A semi-analytical approach is presented to model the effects of complicated boundary conditions and rarefaction on the squeeze-film damping dependent quality factor in a double-gimballed MEMS torsion mirror. To compute squeeze-film damping in a rectangular torsion mirror with simple boundaries, compact models derived by solving the conventional Reynolds equation with zero pressure boundary conditions on the edges of the plate are generally used. These models are not applicable if the air-gap thickness is comparable to the length of the plate. To extend the validity of the existing models in devices with large air-gap thickness and complicated boundaries, we present a procedure that requires the computation of the effective length of the structure and uses this length for the computation of damping in all flow regimes using a modified effective viscosity model. The effective length is computed by comparing the damping obtained from a numerical solution of Navier–Stokes equations with that obtained from a Reynolds-equation-based compact model. To capture the effect of rarefaction in different flow regimes, we use two different approaches: the effective viscosity approach which is valid for continuum, slip, transition and molecular flow regimes, and an approach based on the free molecular model which is valid only in a molecular flow regime.

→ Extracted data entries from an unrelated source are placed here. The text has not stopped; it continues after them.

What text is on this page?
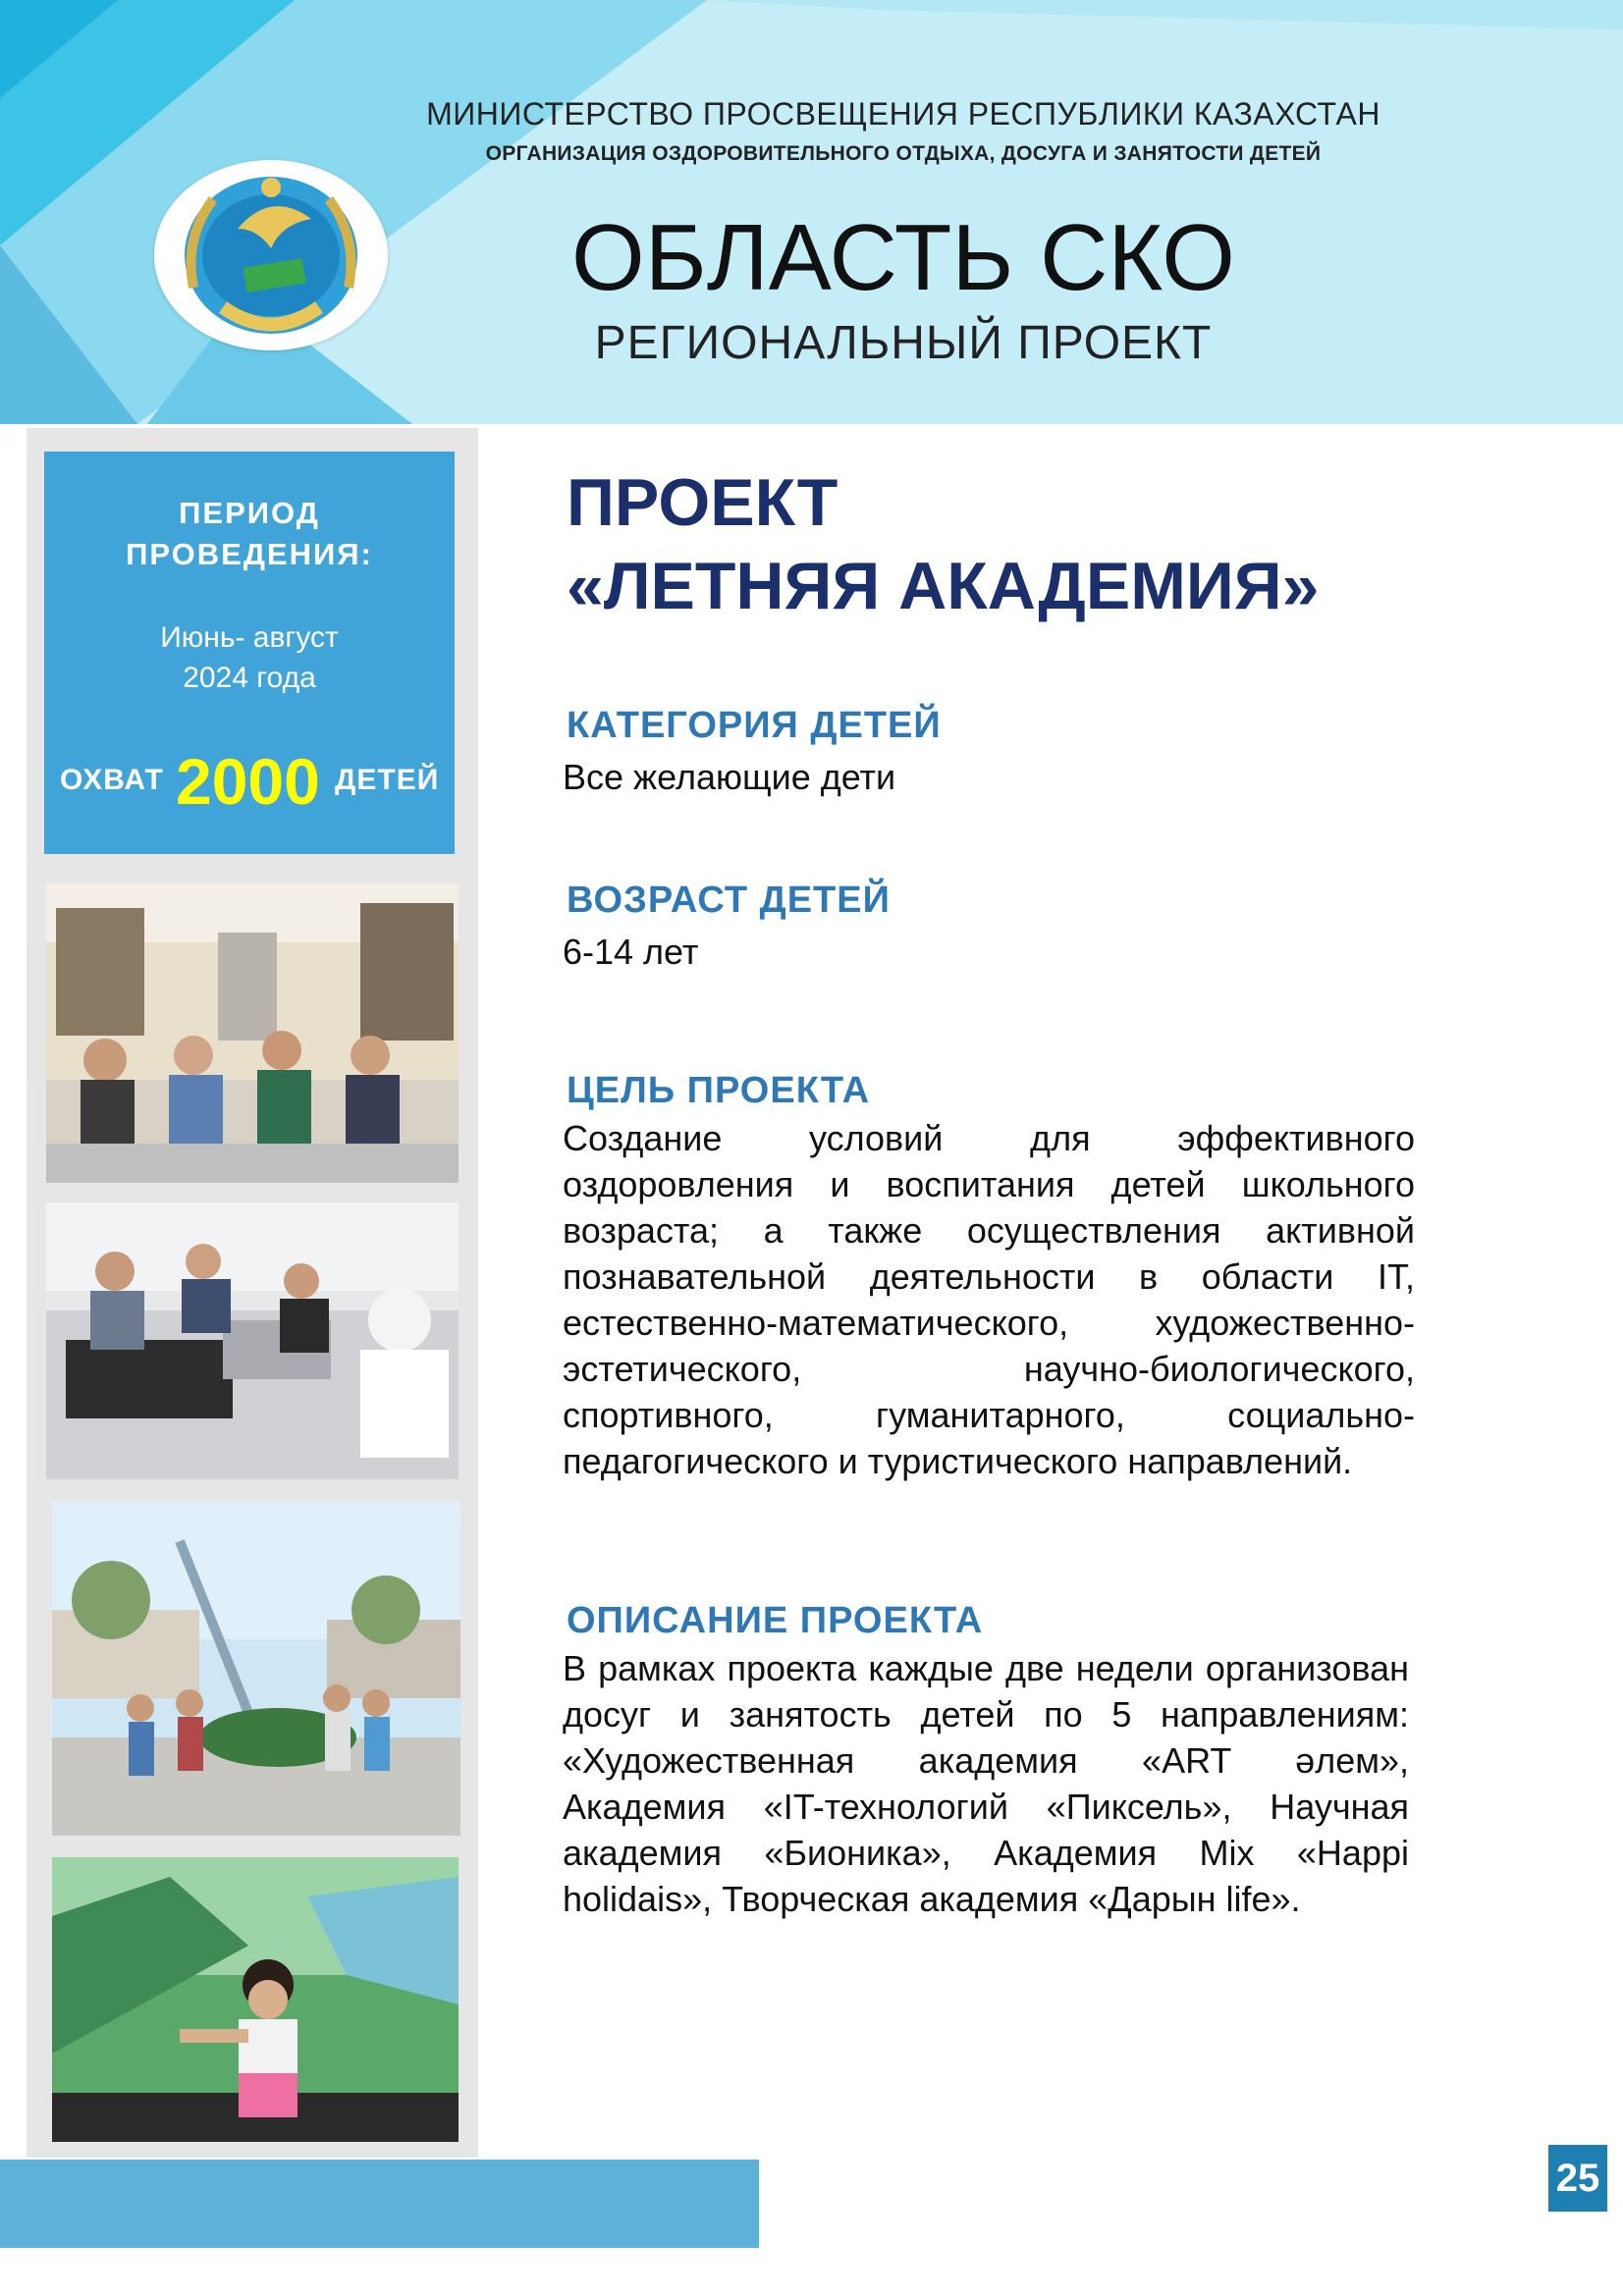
МИНИСТЕРСТВО ПРОСВЕЩЕНИЯ РЕСПУБЛИКИ КАЗАХСТАН
ОРГАНИЗАЦИЯ ОЗДОРОВИТЕЛЬНОГО ОТДЫХА, ДОСУГА И ЗАНЯТОСТИ ДЕТЕЙ
ОБЛАСТЬ СКО
РЕГИОНАЛЬНЫЙ ПРОЕКТ
ПЕРИОД
ПРОВЕДЕНИЯ:
Июнь- август
2024 года
ОХВАТ 2000 ДЕТЕЙ
ПРОЕКТ
«ЛЕТНЯЯ АКАДЕМИЯ»
КАТЕГОРИЯ ДЕТЕЙ
Все желающие дети
ВОЗРАСТ ДЕТЕЙ
6-14 лет
ЦЕЛЬ ПРОЕКТА
Создание условий для эффективного оздоровления и воспитания детей школьного возраста; а также осуществления активной познавательной деятельности в области IT, естественно-математического, художественно-эстетического, научно-биологического, спортивного, гуманитарного, социально-педагогического и туристического направлений.
ОПИСАНИЕ ПРОЕКТА
В рамках проекта каждые две недели организован досуг и занятость детей по 5 направлениям: «Художественная академия «ART әлем», Академия «IT-технологий «Пиксель», Научная академия «Бионика», Академия Mix «Happi holidais», Творческая академия «Дарын life».
25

We show that the effective length obtained for complicated structures in the continuum regime may still be used to capture the rarefaction effect in the slip, transition and molecular regimes. On comparing different empirical models based on the effective viscosity approach with experimental results, we find some anomaly in the region between the molecular regime and the intrinsic regime where non-fluid damping dominates. To improve modelling in the rarified regimes, we modify the best model among the existing models by minimizing error obtained with respect to the experimental results. We find that the proposed model captures the rarefaction effect not only in the slip, transition and molecular regimes but also couples well with the non-fluid damping in the intrinsic regime and captures the transition to purely intrinsic losses.